Figure 1.
The expression levels of APP, PS1, BACE1 and Aβ were elevated in N2a/APPswe and N2a/APPwt cells.
(A) The expression of full length APP was increased in N2a/APPswe and N2a/APPwt cells compared to controls (vector-transfected). (B, C) mRNA and protein levels of PS1 and BACE1 were significantly elevated in N2a/APPswe and N2a/APPwt cells compared with control cells; (D) the downstream expression levels of Aβ1-42 and Aβ1-40 were significantly higher in N2a/APPswe and N2a/APPwt cells than control cells. *: P<0.05, as compared with N2a/APPwt cells, #: P<0.05, as compared with control cells (n = 3).
Figure 2.
H3 in PS1 and BACE1 promoters and cellular H3 were hyperacetylated in N2a/APPswe cells.
(A) the binding of acetylation H3 (Ac-H3) to PS1 and BACE1 promoter regions was markedly higher in N2a/APPswe cells than N2a/APPwt and control cells; (B) the cellular Ac-H3 was increased in N2a/APPswe cells compared with N2a/APPwt and control cells. Ip represents amplification of input DNA from cells; Ac-H3 represents DNA bound to Ac-H3 in the sample; N represents DNA precipitated by normal mouse IgG as negative control. *: P<0.05, as compared with N2a/APPwt cells, #: P<0.05, as compared with control cells (n = 3).
Figure 3.
Endogenous p300 was enhanced in N2a/APPswe cells.
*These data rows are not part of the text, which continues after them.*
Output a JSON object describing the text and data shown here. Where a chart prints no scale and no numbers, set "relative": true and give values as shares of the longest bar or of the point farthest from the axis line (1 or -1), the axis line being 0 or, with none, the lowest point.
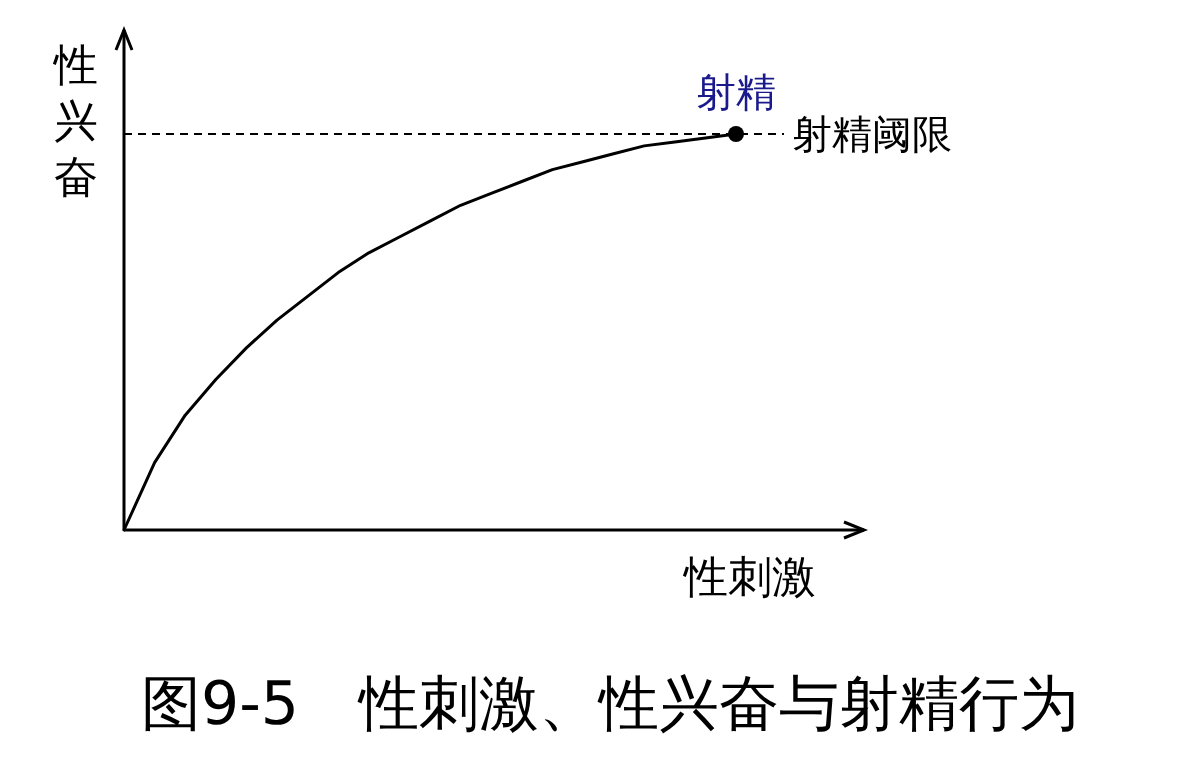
{
  "chart_data": {
    "type": "line",
    "relative": true,
    "title": "图9-5　性刺激、性兴奋与射精行为",
    "xlabel": "性刺激",
    "ylabel": "性兴奋",
    "categories": [
      null,
      null,
      null,
      null,
      null,
      null,
      null,
      null,
      null,
      null,
      null,
      null,
      null,
      null,
      null,
      null,
      null,
      null,
      null,
      null,
      null
    ],
    "series": [
      {
        "color": "#000000",
        "values": [
          0,
          0.17,
          0.29,
          0.38,
          0.46,
          0.53,
          0.59,
          0.65,
          0.7,
          0.74,
          0.78,
          0.82,
          0.85,
          0.88,
          0.91,
          0.93,
          0.95,
          0.97,
          0.98,
          0.99,
          1
        ]
      }
    ],
    "ref_lines": [
      {
        "axis": "y",
        "value": 1,
        "label": "射精阈限",
        "color": "#000000",
        "line_style": "dashed"
      }
    ],
    "annotations": [
      {
        "text": "射精",
        "y": 1
      }
    ]
  }
}
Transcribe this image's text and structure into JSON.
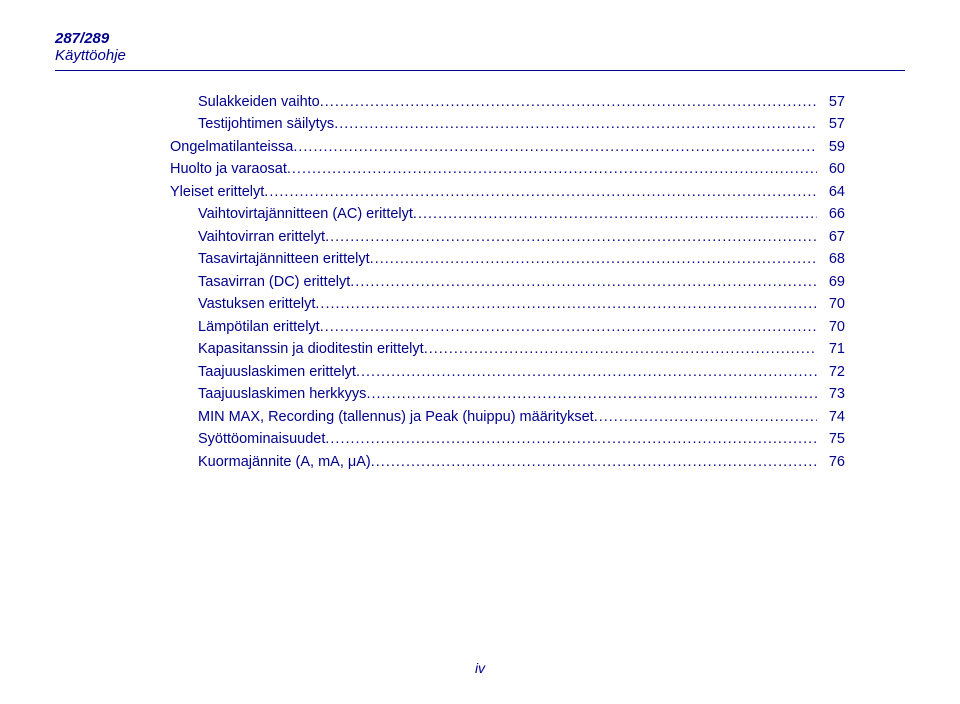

(A) compared to N2a/APPwt and control cells, the p300 expression was dramatically enhanced in N2a/APPswe cells; (B) overexpression of p300 protein in N2a/APPswe cells was further confirmed by immunocytochemistry, Magnification 400-fold, Scale bar: 50 µm. (C) the HATs activity was significantly higher in N2a/APPswe cells compared to N2a/APPwt and control cells; (D) the level of p300 was higher in the promoter regions of PS1 and BACE1 in N2a/APPswe cells but not in N2a/APPwt cells compared with the controls. *: P<0.05, as compared with N2a/APPwt cells, #: P<0.05, as compared with control cells (n = 3).
Figure 4.
Hyperacetylation of PS1 and BACE1 was suppressed by p300 specific inhibitor curcumin in N2a/APPswe cells.
(A) the p300 protein was markedly decreased in N2a/APPswe cells after being treated with curcumin; (B) curcumin dramatically reduced the enhancement effect of p300 in N2a/APPswe cells by immunocytochemistry, Magnification 400-fold, Scale bar: 50 µm; (C) curcumin treatment significantly suppressed the HATs activity in N2a/APPswe cells; (D) the Ac-H3 to PS1 and BACE1 promoter regions was much lower in N2a/APPswe cells after being treated with curcumin compared to DMSO (placebo) group; (E) the cellular Ac-H3 in N2a/APPswe cells was statistically significantly decreased after curcumin treatment; (F) N2a/APPswe cells after being treated with curcumin showed reduced binding of p300 to PS1 and BACE1 in N2a/APPswe cells. (G, H, I) the PS1 and BACE1 expression, followed by their downstream products Aβ1-42 and Aβ1-40, were markedly reduced in N2a/APPswe cells after curcumin treatment. Ip represents amplification of input DNA from cells; Ac-H3 represents DNA bound to Ac-H3 in the sample; N represents DNA precipitated by normal mouse IgG as negative control. #: P<0.05, as compared with DMSO treatment cells (n = 3).
Figure 5.
p300-dependent transcription activation of PS1 and BACE1.
p300 HAT activity facilitates the histone acetylation of the PS1 and BACE1, accompanied by a more open chromatin structure that further facilitates accessibility by transcription factors to DNA-sequence of the genes, which in turn, leads to enhancement of the transcriptional activation. HAT: acetyltransferase activity; TF: transcription factor.